I Support Your Right to Choose to Harm Your Own Body!
I’ll be blunt: I can’t for the life of me understand why anyone under the age of 40 would choose to smoke! Having grown up at a time when the ill effects of smoking are so widely known, why would anyone decide to start something that will likely be detrimental to their lives and to their bodies? I know I personally would never choose to smoke!
But on the other hand, I don’t think that cigarettes should be banned either. We can discourage their use and offer smokers alternatives, but people have the right to knowingly harm their own bodies if they so choose. It’s true that the government has an obligation to recall or ban harmful products when people expect them to be safe (tainted milk, lead in paint etc) but there’s a fine line when it comes to personal choice and to the adult consumption of products that are known to carry some health risk.
And that’s why I don’t find particularly persuasive the arguments to ban abortion on the grounds that it harms women – be it “abortion causes breast cancer” or worries about “post-abortion syndrome.” Even if abortion does cause physical or psychological damage, women undergoing a surgical abortion expect a certain degree of risk. I think the law has no further obligation beyond ensuring that informed consent is received, and that adequate risk warnings are given — akin to the warnings placed on cigarette cartons, perhaps. Pregnant women, just like smokers, have the autonomous right to choose their own bodily risks.
However, I also strongly support bans to public smoking, and all efforts to make it illegal to smoke in vehicles or in homes where children are present.

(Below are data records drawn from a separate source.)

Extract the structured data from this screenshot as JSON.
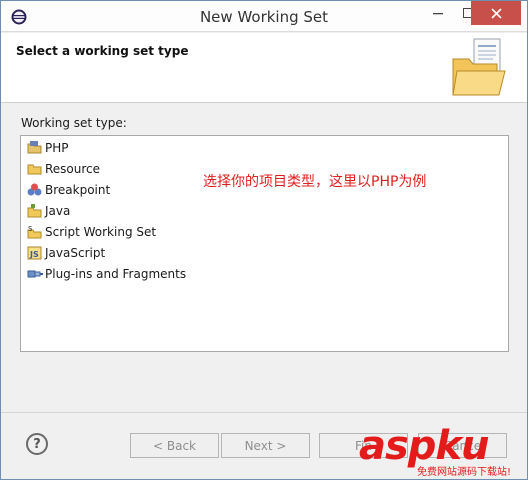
{
  "window": {
    "title": "New Working Set"
  },
  "banner": {
    "heading": "Select a working set type"
  },
  "list": {
    "label": "Working set type:",
    "items": [
      {
        "label": "PHP",
        "icon": "php-project-icon"
      },
      {
        "label": "Resource",
        "icon": "folder-icon"
      },
      {
        "label": "Breakpoint",
        "icon": "breakpoint-icon"
      },
      {
        "label": "Java",
        "icon": "java-package-icon"
      },
      {
        "label": "Script Working Set",
        "icon": "script-icon"
      },
      {
        "label": "JavaScript",
        "icon": "javascript-icon"
      },
      {
        "label": "Plug-ins and Fragments",
        "icon": "plugin-icon"
      }
    ]
  },
  "annotation": "选择你的项目类型，这里以PHP为例",
  "footer": {
    "help": "?",
    "back_label": "< Back",
    "next_label": "Next >",
    "finish_label": "Fin",
    "cancel_label": "Cance"
  },
  "watermark": {
    "logo": "aspku",
    "tagline": "免费网站源码下载站!"
  },
  "colors": {
    "accent": "#e41b1b",
    "annotation": "#e02020",
    "close_button": "#c7504a"
  }
}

The difference lies in what the risk taker is doing only to themselves, vs what they are potentially doing to another human being. In the first case, the smoker harms only his or her own lungs and body. In the second case, the smoker is imposing his or her personal choice on the lungs and body of someone else. Often on someone who is unable to consent to having smoke in their shared air.
So if abortion is like all other surgeries, which affect only the body of the one undergoing the surgery, then no one should have anything to say about the personal choice being made. I may not personally choose to have an abortion, just as I may not personally choose to smoke, but if there’s no second body impacted in that choice, no restrictions should be imposed on their choice. Offer alternatives and discourage their choice if you want to advocate for a different choice, but don’t take their legal choice away.
… Unless the choice of abortion imposes harm on a second body.
If public smoking and smoking in the presence of minors are banned because of their known impact on others, especially on vulnerable and non-consenting minors, then the law has exactly the same right to impose restrictions on the choice of abortion. The body that is dismembered in an abortion is not the woman’s body, it’s someone else’s arms and legs and developing brain. Human bodies don’t begin development at birth, and human beings don’t become fully human and worthy of protection only once we’ve attained completed brain function and adult maturity. Young and vulnerable humans matter – and they should be protected from the destructive choices of others.
I wholeheartedly agree with the philosophy of “your body your choice,” — even when I personally wouldn’t ever make that choice. But you don’t have a right to make a choice that has deadly impact on someone else’s body. No one does.